Cette affaire, à travers les violences policières subies injustement par ce jeune homme, met en exergue un problème bien plus large : un écho colonialiste qui tait son nom en Outre-Mer. Alors que le décès de Georges Floyd aux États-Unis a fait l’objet d’une grande mobilisation (réseaux sociaux, pétitions, médias), en France notamment, l’affaire Kéziah Nuissier fait l’objet … d’un silence assourdissant. Pourtant, l’affaire est plus que similaire. A une différence près : elle vient remettre en cause le système colonial français, à travers le scandale du chlordécone. Une vérité qui dérange, autant l’État français que la population de l’Hexagone qui aime fermer les yeux. Dont nous avions déjà parlé avec une activiste martiniquaise en mai dernier : « Globalement, si tu regardes la télé, on ne parle pas de nous en fait. On n’existe pas, on ne fait pas partie de la France. […] On est juste une vieille extrémité lointaine à laquelle on ne pense que pour passer ses vacances d’été ou de Noël, quand il fait un peu trop froid en France, ce n’est pas étonnant qu’on ne fasse pas partie de votre monde d’après. On n’a jamais fait partie de votre monde en fait ».

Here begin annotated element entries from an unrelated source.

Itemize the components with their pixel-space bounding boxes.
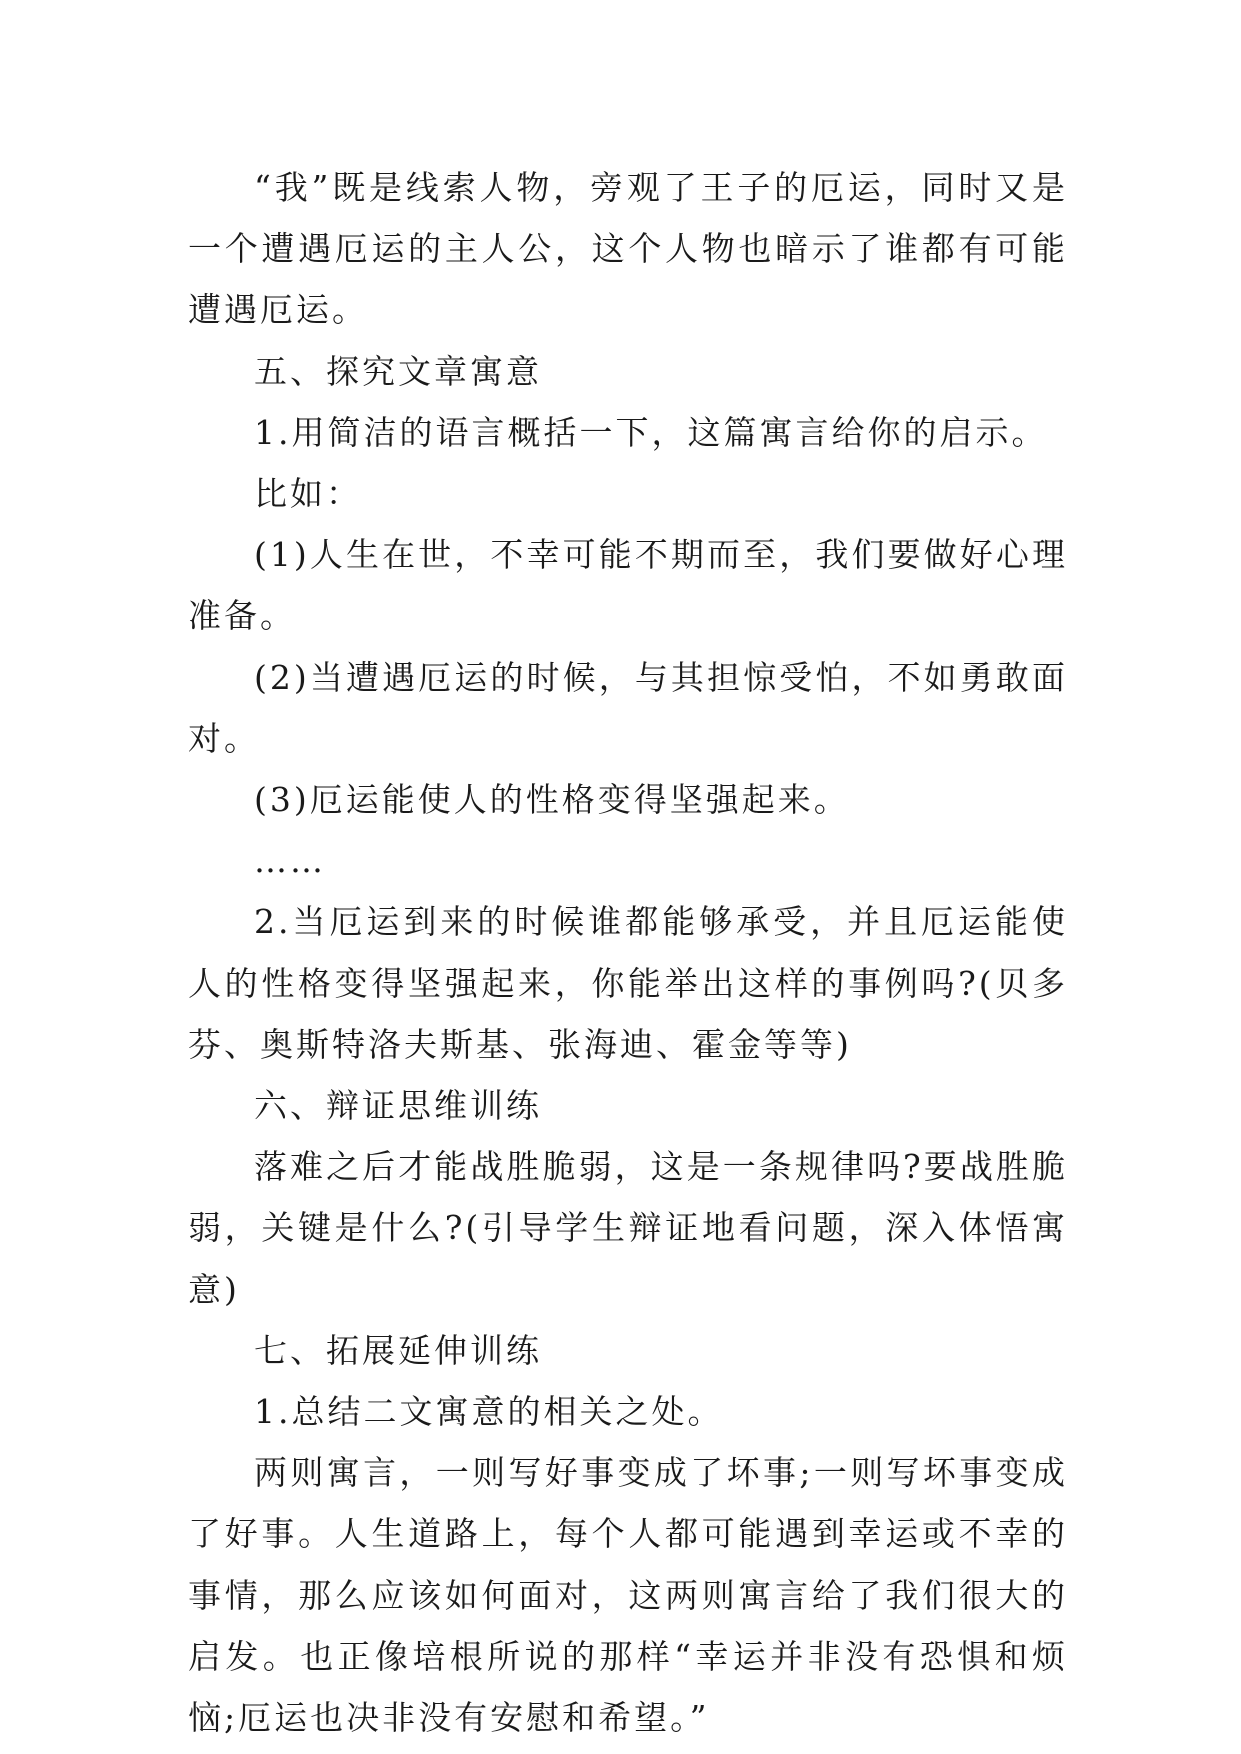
example-item-3: (3)厄运能使人的性格变得坚强起来。 xyxy=(254,780,850,820)
extension-task-1: 1.总结二文寓意的相关之处。 xyxy=(254,1392,724,1432)
paragraph-protagonist-analysis: “我”既是线索人物，旁观了王子的厄运，同时又是一个遭遇厄运的主人公，这个人物也暗示了谁都有可能遭遇厄运。 xyxy=(188,168,1068,330)
conclusion-paragraph: 两则寓言，一则写好事变成了坏事;一则写坏事变成了好事。人生道路上，每个人都可能遇到幸运或不幸的事情，那么应该如何面对，这两则寓言给了我们很大的启发。也正像培根所说的那样“幸运并非没有恐惧和烦恼;厄运也决非没有安慰和希望。” xyxy=(188,1453,1068,1738)
ellipsis: …… xyxy=(254,841,326,881)
example-item-1: (1)人生在世，不幸可能不期而至，我们要做好心理准备。 xyxy=(188,535,1068,636)
document-body xyxy=(188,157,1068,1748)
dialectic-question: 落难之后才能战胜脆弱，这是一条规律吗?要战胜脆弱，关键是什么?(引导学生辩证地看问题，深入体悟寓意) xyxy=(188,1147,1068,1309)
question-2: 2.当厄运到来的时候谁都能够承受，并且厄运能使人的性格变得坚强起来，你能举出这样的事例吗?(贝多芬、奥斯特洛夫斯基、张海迪、霍金等等) xyxy=(188,902,1068,1064)
section-heading-5: 五、探究文章寓意 xyxy=(254,351,542,391)
section-heading-6: 六、辩证思维训练 xyxy=(254,1086,542,1126)
example-item-2: (2)当遭遇厄运的时候，与其担惊受怕，不如勇敢面对。 xyxy=(188,657,1068,758)
section-heading-7: 七、拓展延伸训练 xyxy=(254,1330,542,1370)
question-1: 1.用简洁的语言概括一下，这篇寓言给你的启示。 xyxy=(254,412,1048,452)
example-intro: 比如： xyxy=(254,474,362,514)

Kéziah reste cependant déterminé :
« Quoi qu’il arrive, je n’arrêterai jamais de lutter.. Notre lutte est légitime et tant que justice ne sera pas faite pour toutes les victimes du chlordécone, le combat continuera. Toute la nation française devrait ouvrir les yeux, parce que c’est l’une des plus grosses catastrophes sanitaires de ce siècle. Aux Antilles, elle nous tue tous un peu chaque jour. »
Afin d’aider la famille du jeune homme et, plus largement, de médiatiser cette affaire, Justice for Keziah a lancé une pétition, adressée au tribunal judiciaire de Fort-de-France. Une cagnotte a également été mise en place, pour financer l’ensemble des démarches liées à la défense de Kéziah.